TXH-mercury / VAST

Code and Model for VAST: A Vision-Audio-Subtitle-Text Omni-Modality Foundation Model and Dataset
https://arxiv.org/abs/2305.18500
MIT License
231 stars 15 forks source link

Is there any plan to release the finetune model of downstream tasks? #15

Open Wenju-Huang opened 6 months ago

Fanzy27 commented 6 months ago

README.md

carlinds commented 5 months ago

README.md

As far as I can see, the README only describes the process of fine-tuning. Would it be possible to share the weights for the models you have already fine-tuned? In particular, I am interested in the model weights for the VQA.

DelusionalLogic commented 4 months ago

I've run the retrieval finetune on MSR-VTT and thrown it up on huggingface https://huggingface.co/delusionallogic/vast_finetune_msrvtt_retrieval

Trained on 4xGTX600Ada, using 177.7 GB of video memory and 100GB of system memory. 64GB of storage space. For 13.5 hours at around 3.8 dollars an hour.

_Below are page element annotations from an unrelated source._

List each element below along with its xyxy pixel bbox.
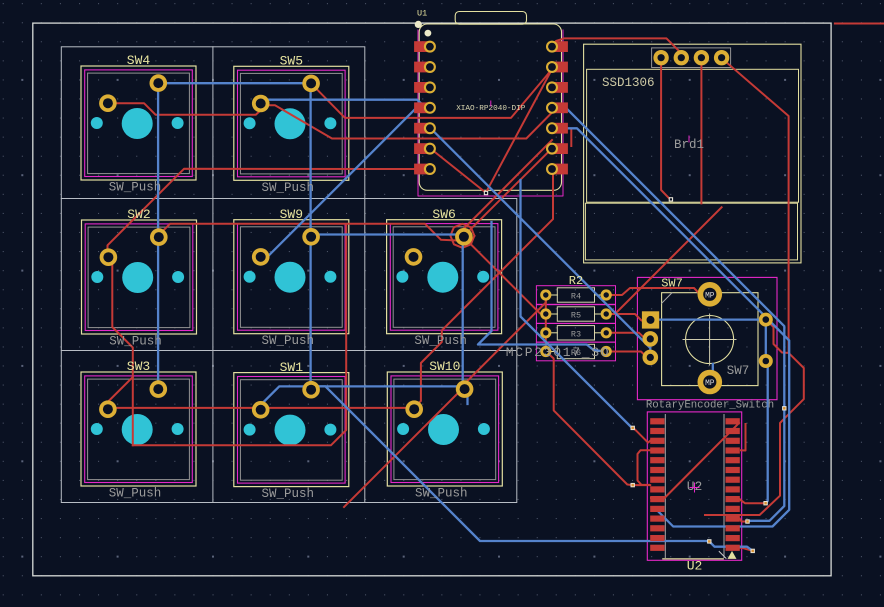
- wire B.Cu: through encoder: [652, 318, 766, 320]
- svg-text:SW7: SW7: [661, 277, 683, 291]
- wire F.Cu: DiagR2 lower: [344, 393, 459, 508]
- svg-text:SW_Push: SW_Push: [414, 334, 467, 348]
- via V5: [751, 549, 755, 553]
- wire F.Cu: SSD p1 down: [661, 65, 670, 199]
- svg-text:SW_Push: SW_Push: [262, 181, 315, 195]
- switch SW9 (SW_Push footprint): [234, 220, 349, 334]
- node N1: [484, 191, 488, 195]
- switch SW6 (SW_Push footprint): [387, 220, 502, 334]
- switch matrix cell grid row1: [61, 47, 365, 199]
- svg-text:SW1: SW1: [280, 360, 304, 375]
- svg-text:RotaryEncoder_Switch: RotaryEncoder_Switch: [646, 400, 774, 412]
- svg-text:SW_Push: SW_Push: [109, 335, 162, 349]
- module U1 XIAO-RP2040-DIP outline: [415, 12, 563, 197]
- wire F.Cu: R2.R4 to SW7 pin: [606, 352, 647, 358]
- wire F.Cu: row1: SW4.L-SW5.L-U1.R4: [108, 103, 552, 138]
- resistor group R2 outlines: [536, 286, 615, 361]
- wire F.Cu: DiagR1 U1.R7 down: [414, 175, 554, 408]
- switch SW4 pads and labels: [99, 53, 167, 194]
- wire F.Cu: U1.R5-R6 link: [570, 131, 572, 147]
- wire B.Cu: SW7 R1-R2 link: [765, 320, 767, 361]
- wire F.Cu: SW7.R1 right: [766, 320, 789, 353]
- via V6: [763, 501, 767, 505]
- via V3: [707, 539, 711, 543]
- wire F.Cu: via1 to U2.L3: [633, 427, 650, 442]
- svg-text:SW4: SW4: [127, 53, 151, 68]
- wire B.Cu: col3 vertical: [462, 236, 464, 389]
- switch SW5 (SW_Push footprint): [234, 66, 349, 180]
- svg-text:SW3: SW3: [127, 359, 150, 374]
- svg-text:SW_Push: SW_Push: [262, 334, 315, 348]
- wire F.Cu: SSD p4 long right side: [705, 60, 804, 515]
- switch SW4 (SW_Push footprint): [81, 66, 196, 180]
- wire F.Cu: row2: SW2.T to SW6.T: [158, 224, 457, 241]
- switch SW2 pads and labels: [100, 207, 168, 348]
- wire F.Cu: U1.R2 slant to node: [486, 67, 553, 192]
- wire F.Cu: SW2.L down chain: [108, 256, 133, 445]
- wire B.Cu: nest n2: [557, 108, 785, 521]
- wire B.Cu: n3: [557, 128, 790, 526]
- via V7: [782, 406, 786, 410]
- resistor group R2 pads and labels: [506, 274, 612, 360]
- wire F.Cu: DiagR2 upper: [463, 295, 546, 389]
- wire F.Cu: R2.R2 to SW7 pin: [606, 314, 644, 321]
- svg-text:SW9: SW9: [280, 207, 303, 222]
- wire F.Cu: U1.R6 diag to SW6.T: [464, 149, 552, 237]
- switch SW3 pads and labels: [99, 359, 167, 500]
- wire F.Cu: R2.L4 to via2 to U2: [546, 352, 650, 486]
- wire B.Cu: V520 diag to via1: [521, 180, 632, 427]
- wire F.Cu: second diag to SW6.T: [463, 140, 552, 233]
- wire F.Cu: U1.L7 long H to SW2.L: [108, 169, 431, 256]
- svg-text:SW2: SW2: [127, 207, 150, 222]
- wire F.Cu: U1.L6 diag to node: [431, 149, 485, 192]
- wire F.Cu: octagon wrap SW6.T: [450, 224, 474, 248]
- node N2: [669, 197, 673, 201]
- switch SW5 pads and labels: [252, 54, 320, 195]
- svg-text:SW10: SW10: [429, 359, 460, 374]
- switch SW9 pads and labels: [252, 207, 320, 348]
- wire F.Cu: SSD p3 down: [700, 65, 702, 203]
- wire F.Cu: U2 right side link: [741, 424, 746, 451]
- wire B.Cu: col2 vertical: [309, 83, 311, 386]
- wire B.Cu: B.Cu: [712, 364, 714, 391]
- svg-text:SW6: SW6: [432, 207, 455, 222]
- wire F.Cu: SW5.T-U1.R2: [311, 69, 551, 118]
- wire F.Cu: row3: SW3.L-SW1.L-SW10.L: [108, 407, 413, 409]
- via V4: [745, 519, 749, 523]
- wire B.Cu: SW5.L-U1.L4: [263, 100, 431, 108]
- wire B.Cu: SW1.L-SW10.T link: [260, 386, 468, 406]
- svg-text:U1: U1: [417, 9, 427, 19]
- wire B.Cu: SW9.T-SW6.T: [311, 235, 462, 236]
- switch SW6 pads and labels: [405, 207, 473, 348]
- via V2: [631, 483, 635, 487]
- wire B.Cu: U1.L5 long diag to SW7: [431, 128, 651, 357]
- wire F.Cu: diag D to R2.R2: [609, 207, 722, 314]
- rotary encoder SW7 outline: [637, 277, 777, 399]
- wire F.Cu: top-right stub: [835, 23, 884, 25]
- switch SW10 pads and labels: [405, 359, 473, 500]
- module U1 pads and labels: [414, 9, 568, 176]
- switch SW3 (SW_Push footprint): [81, 372, 196, 486]
- switch SW1 pads and labels: [252, 360, 320, 501]
- wire F.Cu: R2.R1 to MP pad: [606, 288, 700, 295]
- wire F.Cu: via to U2.R9: [740, 499, 766, 503]
- wire F.Cu: U2 diag pad1-pad9: [651, 423, 739, 498]
- wire B.Cu: SW1.T to U2 bottom: [312, 386, 753, 551]
- svg-text:SW_Push: SW_Push: [415, 487, 468, 501]
- svg-text:SW5: SW5: [280, 54, 303, 69]
- svg-text:U2: U2: [687, 559, 703, 574]
- via V1: [631, 426, 635, 430]
- switch SW10 (SW_Push footprint): [387, 372, 502, 486]
- wire F.Cu: U1.R1 to SSD pad2: [551, 38, 681, 56]
- svg-text:MP: MP: [705, 380, 715, 388]
- svg-text:R2: R2: [569, 274, 583, 288]
- display module Brd1 SSD1306 outline: [584, 44, 801, 263]
- wire F.Cu: via to U2.R14: [740, 548, 753, 551]
- switch SW1 (SW_Push footprint): [234, 373, 349, 487]
- svg-text:R3: R3: [571, 329, 581, 339]
- display module Brd1 pads and labels: [602, 50, 729, 152]
- wire F.Cu: R2.R3 to SW7 pin: [606, 333, 648, 339]
- switch SW2 (SW_Push footprint): [82, 220, 197, 334]
- svg-text:SSD1306: SSD1306: [602, 76, 655, 90]
- svg-text:MCP23017_SO: MCP23017_SO: [506, 345, 611, 360]
- wire B.Cu: SW4.T-SW5.T: [158, 82, 311, 84]
- svg-text:MP: MP: [705, 292, 715, 300]
- svg-text:SW_Push: SW_Push: [109, 487, 162, 501]
- wire F.Cu: via to U2.R11: [740, 519, 748, 522]
- wire F.Cu: R2 left pads link: [545, 295, 547, 352]
- wire B.Cu: nest v1: [766, 361, 768, 503]
- wire B.Cu: V491 to R2.R4: [478, 222, 605, 352]
- wire F.Cu: branch to SW3.L: [108, 377, 133, 408]
- wire F.Cu: SW6.T diag to R2.L2: [468, 242, 546, 314]
- rotary encoder SW7 pads and labels: [642, 277, 774, 412]
- IC U2 pads and labels: [650, 418, 740, 573]
- switch matrix cell grid rows2-3: [61, 199, 517, 503]
- svg-text:R4: R4: [571, 292, 581, 302]
- svg-text:SW_Push: SW_Push: [262, 487, 315, 501]
- IC U2 MCP23017 SOIC-28 outline: [647, 412, 741, 560]
- wire F.Cu: bottom shunt up right of SW9: [133, 224, 346, 445]
- svg-text:SW7: SW7: [727, 364, 750, 378]
- wire B.Cu: col1 vertical: [157, 83, 159, 387]
- wire F.Cu: U2 left loop: [638, 450, 651, 485]
- svg-text:R5: R5: [571, 311, 581, 321]
- svg-text:SW_Push: SW_Push: [109, 181, 162, 195]
- wire B.Cu: SW9.L diag to U1.L4: [259, 103, 431, 255]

04/28/2024 06:58:49 - INFO - __main__ -   ==== evaluation--ret%tvas--msrvtt_ret_ret_itc_tvas========
04/28/2024 06:58:49 - INFO - __main__ -   {'video_r1': 52.7, 'video_recall': '52.7/78.1/86.9', 'video_ravg': 72.6}
04/28/2024 06:58:49 - INFO - __main__ -   ==== evaluation--ret%tvas--msrvtt_ret_ret_itm_tvas========
04/28/2024 06:58:49 - INFO - __main__ -   {'video_r1': 63.2, 'video_recall': '63.2/83.3/89.3', 'video_ravg': 78.6}
iamthephd commented 3 months ago

@DelusionalLogic Thanks for sharing! When tested on the checkpoint shared by you, I got results 3-4% less than what you have mentioned. Do you know why it is less?